Additionally, MagmaPEC is open-source and users can extend it with their own models. As a performance baseline, we compare MagmaPandas results with those from Petrolog3. Petrolog and MagmaPandas have not implemented equivalent models for all parameters, but we settings are kept as similar as possible. In Petrolog we use:
Property |
Value |
|---|---|
Kd |
Toplis et al. (2005) |
fO2 |
QFM+1 |
melt Fe3Fe2 |
Kress & Carmichael (1988) |
pressure |
1 bar. |
olivine |
Putirka (2005, C-D) |
FeO initial. |
10.9 wt.% |
Note that 1 bar is the only pressure available in petrolog. MagmaPEC settings are shown in the cells below.
[1]:
import MagmaPEC as mpc
import MagmaPandas as mp
import pandas as pd
import matplotlib.pyplot as plt
import geoplot as gp
mm = 1/25.4
[2]:
mpc.model_configuration.Kd_model = "toplis2005"
mpc.model_configuration.Fe3Fe2_model = "kress_carmichael1991"
mpc.model_configuration.melt_thermometer = "putirka2008_15"
mpc.model_configuration.fO2buffer = "QFM"
mpc.model_configuration.dfO2 = 1
print(mpc.model_configuration)
################## MagmaPandas ###################
##################################################
General settings__________________________________
fO2 buffer.....................................QFM
ΔfO2.............................................1
Melt Fe3+/Fe2+................kress_carmichael1991
Kd Fe-Mg ol-melt........................toplis2005
Melt thermometer....................putirka2008_15
Volatile solubility model.......iaconomarziano2012
Volatile species.............................mixed
##################################################
Import all input files
[3]:
petrolog_file = "./data/petrolog/petrolog_output.csv"

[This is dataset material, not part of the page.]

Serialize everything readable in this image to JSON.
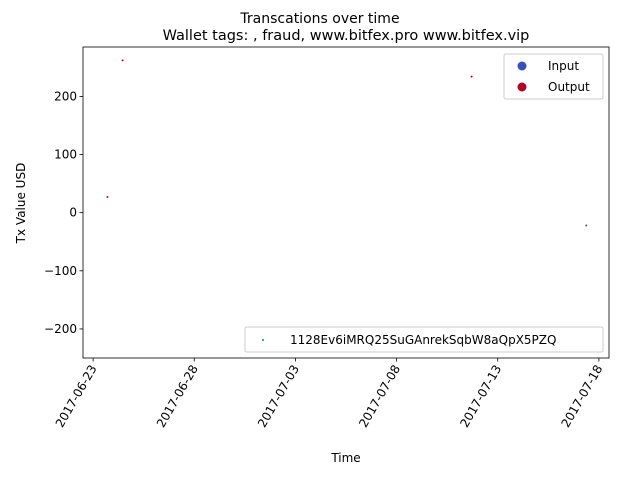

input_melt_file = "./data/petrolog/petrolog_melt_input.csv"
input_olivine_file = "./data/petrolog/petrolog_olivine_input.csv"
[4]:
petrolog = pd.read_csv(petrolog_file, index_col="SAMP_NO").query("number == 3")
petrolog.index.name = "name"
melt = mp.Melt(pd.read_csv(input_melt_file, index_col=[0]), units="wt. %", datatype="oxide")
olivine = mp.Olivine(pd.read_csv(input_olivine_file, index_col=[0]), units="wt. %", datatype="oxide")
Run MagmaPEC corrections at 1 bar and a fixed FeO(initial) of 10.9 wt.%
[5]:
P_bar = 1
FeOi = 10.9
pec_model = mpc.PEC(inclusions=melt, olivines=olivine, P_bar=P_bar, FeO_target=FeOi)
melts_corrected, pec, checks = pec_model.correct()
Equilibrating ... |██████████████████████████████| 100% [172/172] in 24.8s
Correcting ... |██████████████████████████████| 100% [172/172] in 1:11.1
[ ]:
gp.layout(colors=gp.colors.bright)
limits = (-5, 27)
fig, ax = plt.subplots(figsize=(90*mm, 85*mm))
ax.plot(limits, limits, "--", c="k")
ax.plot(- petrolog.loc[pec.index, "OL_PER"], pec["total_crystallisation"], "o")
ax.set_xlabel("PEC% Petrolog3")
ax.set_ylabel("PEC% MagmaPEC")
plt.show()
With these similar settings results plot very close to the 1:1 line.